Stretching from the northern region of Georgia all the way to Pennsylvania, the Blue Ridge Mountains are a section of the massive Appalachian mountain range. Those who travel to the Blue Ridge Mountains will find that it is at times obscured by dense clouds and covered by millions of oak and pine trees. The mountains get their distinctive dark blue hue from the presence of the chemical isoprene found in many regional plants. Science aside, Blue Ridge Mountain travel is a great way to explore one-of-a-kind mountain towns like Asheville, North Carolina; Knoxville, Tennessee; Charlottesville, Virginia; and Morgantown, West Virginia. It also offers plenty of adventures for outdoorsy types, wonderful views for those interested in nature and a host of great local restaurants for gastronomes along for the ride.
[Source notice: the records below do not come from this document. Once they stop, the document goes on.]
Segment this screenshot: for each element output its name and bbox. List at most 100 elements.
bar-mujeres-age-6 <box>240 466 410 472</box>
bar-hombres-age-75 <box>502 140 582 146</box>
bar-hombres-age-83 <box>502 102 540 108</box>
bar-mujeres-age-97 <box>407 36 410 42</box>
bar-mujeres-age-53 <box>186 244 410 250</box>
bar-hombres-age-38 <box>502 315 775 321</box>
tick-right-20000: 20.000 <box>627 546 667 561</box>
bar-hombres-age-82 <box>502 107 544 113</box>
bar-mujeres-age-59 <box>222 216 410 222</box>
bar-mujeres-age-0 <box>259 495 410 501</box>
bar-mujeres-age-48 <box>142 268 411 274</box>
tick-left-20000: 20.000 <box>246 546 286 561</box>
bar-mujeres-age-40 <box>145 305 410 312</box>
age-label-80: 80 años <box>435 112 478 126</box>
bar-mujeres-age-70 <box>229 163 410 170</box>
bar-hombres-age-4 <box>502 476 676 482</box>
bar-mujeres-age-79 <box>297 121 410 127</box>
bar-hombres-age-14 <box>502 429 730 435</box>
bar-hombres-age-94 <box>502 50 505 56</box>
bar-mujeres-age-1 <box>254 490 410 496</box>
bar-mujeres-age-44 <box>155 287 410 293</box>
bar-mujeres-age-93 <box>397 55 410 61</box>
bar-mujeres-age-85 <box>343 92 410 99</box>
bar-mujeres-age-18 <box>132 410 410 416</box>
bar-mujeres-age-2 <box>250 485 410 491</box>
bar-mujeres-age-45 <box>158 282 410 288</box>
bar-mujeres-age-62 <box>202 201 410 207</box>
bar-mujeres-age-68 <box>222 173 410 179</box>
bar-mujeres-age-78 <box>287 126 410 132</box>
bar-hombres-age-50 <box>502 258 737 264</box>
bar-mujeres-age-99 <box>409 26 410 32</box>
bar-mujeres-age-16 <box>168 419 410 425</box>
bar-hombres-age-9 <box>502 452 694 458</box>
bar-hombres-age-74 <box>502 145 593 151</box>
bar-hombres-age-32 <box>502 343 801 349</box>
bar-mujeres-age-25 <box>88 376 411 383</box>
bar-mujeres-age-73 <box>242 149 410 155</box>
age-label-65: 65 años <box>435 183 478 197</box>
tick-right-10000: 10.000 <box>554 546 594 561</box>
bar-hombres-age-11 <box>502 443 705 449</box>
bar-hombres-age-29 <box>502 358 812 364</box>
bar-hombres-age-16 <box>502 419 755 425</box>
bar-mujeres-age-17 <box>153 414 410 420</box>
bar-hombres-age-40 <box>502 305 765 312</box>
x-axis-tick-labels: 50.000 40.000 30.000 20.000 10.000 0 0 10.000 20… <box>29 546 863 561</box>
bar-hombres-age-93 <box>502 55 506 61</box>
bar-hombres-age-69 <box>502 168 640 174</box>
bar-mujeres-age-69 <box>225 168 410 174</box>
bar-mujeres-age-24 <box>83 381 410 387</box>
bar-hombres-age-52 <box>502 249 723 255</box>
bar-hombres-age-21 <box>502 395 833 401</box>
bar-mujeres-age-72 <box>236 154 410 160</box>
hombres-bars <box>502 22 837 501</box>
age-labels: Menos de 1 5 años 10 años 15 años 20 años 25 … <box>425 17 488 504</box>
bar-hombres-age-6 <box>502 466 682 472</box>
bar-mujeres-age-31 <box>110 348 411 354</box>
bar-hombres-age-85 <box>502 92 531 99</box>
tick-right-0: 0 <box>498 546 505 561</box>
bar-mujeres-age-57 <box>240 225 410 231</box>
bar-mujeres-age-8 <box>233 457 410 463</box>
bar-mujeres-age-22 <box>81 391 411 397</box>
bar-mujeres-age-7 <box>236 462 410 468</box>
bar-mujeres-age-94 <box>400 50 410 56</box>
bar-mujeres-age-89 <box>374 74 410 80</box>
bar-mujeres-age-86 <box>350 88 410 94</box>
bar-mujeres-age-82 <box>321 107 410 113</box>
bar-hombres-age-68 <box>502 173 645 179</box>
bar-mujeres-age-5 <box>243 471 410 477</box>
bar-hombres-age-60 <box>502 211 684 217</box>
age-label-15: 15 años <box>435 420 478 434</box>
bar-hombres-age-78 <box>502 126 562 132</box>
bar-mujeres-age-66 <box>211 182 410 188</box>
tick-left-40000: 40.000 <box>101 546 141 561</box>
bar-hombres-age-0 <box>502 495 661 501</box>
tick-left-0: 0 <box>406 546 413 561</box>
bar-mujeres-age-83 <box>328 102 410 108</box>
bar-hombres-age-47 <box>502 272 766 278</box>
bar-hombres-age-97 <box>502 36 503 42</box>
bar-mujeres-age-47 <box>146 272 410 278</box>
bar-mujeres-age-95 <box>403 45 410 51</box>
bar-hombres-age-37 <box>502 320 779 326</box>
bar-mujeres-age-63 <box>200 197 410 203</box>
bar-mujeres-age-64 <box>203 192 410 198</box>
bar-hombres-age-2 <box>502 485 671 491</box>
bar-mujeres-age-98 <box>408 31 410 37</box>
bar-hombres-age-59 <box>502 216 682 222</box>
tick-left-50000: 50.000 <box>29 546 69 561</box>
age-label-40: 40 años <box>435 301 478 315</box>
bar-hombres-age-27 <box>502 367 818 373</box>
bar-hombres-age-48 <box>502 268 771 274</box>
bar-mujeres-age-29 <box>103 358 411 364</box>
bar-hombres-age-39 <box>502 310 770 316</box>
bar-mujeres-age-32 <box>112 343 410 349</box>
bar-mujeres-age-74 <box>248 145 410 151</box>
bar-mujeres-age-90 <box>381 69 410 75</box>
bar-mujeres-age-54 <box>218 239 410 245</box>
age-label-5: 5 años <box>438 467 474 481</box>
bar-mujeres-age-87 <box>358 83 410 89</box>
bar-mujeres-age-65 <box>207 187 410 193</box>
Visit the Blue Ridge Mountains and see what sets this corner of the world apart from all others. Let Travel + Leisure’s Blue Ridge Mountain travel guide lead the way.
Things Not to Miss in the Blue Ridge Mountains
• Take an epic road trip on the 469-mile Blue Ridge Parkway, a scenic highway that runs through the mountains
• Go hang gliding at Raven’s Roost in Virginia
• Climb to the top of North Carolina’s Mount Mitchell, the highest point in the Appalachian Mountain chain
• Check out Mabry Mill and see how blacksmiths and millers did their work centuries ago
• Take part in the many arts and crafts festivals in the small town of Berea, Kentucky
• Visit the lovely small town of Hot Springs, North Carolina, or get your beer drinking on in nearby Asheville, home to more than a dozen breweries
• Tour Virginia’s Blue Ridge Music Center, which chronicles the history of mountain music
• Camp out in Shenandoah National Park or Great Smoky Mountains National Park, connected to one another by the Blue Ridge Parkway
• Explore the wonderful Blacksburg, Virginia, one of the fastest-growing towns in the Blue Ridge Mountains
• Go for a hike near Humpback Rock and see old Appalachian farmhouses in the area
When to Go to the Blue Ridge Mountains
Due to their size, weather in the Blue Ridge Mountains varies greatly from region to region, but one thing is always true: the mountains are far from alpine and you won’t find much in the way of winter sports while in the area. To see the best of the Blue Ridge Mountains, visit the area during the summer and fall when the region’s extensive flora are at their most vibrant. Just be sure to bring along a rain jacket as precipitation occurs year-round.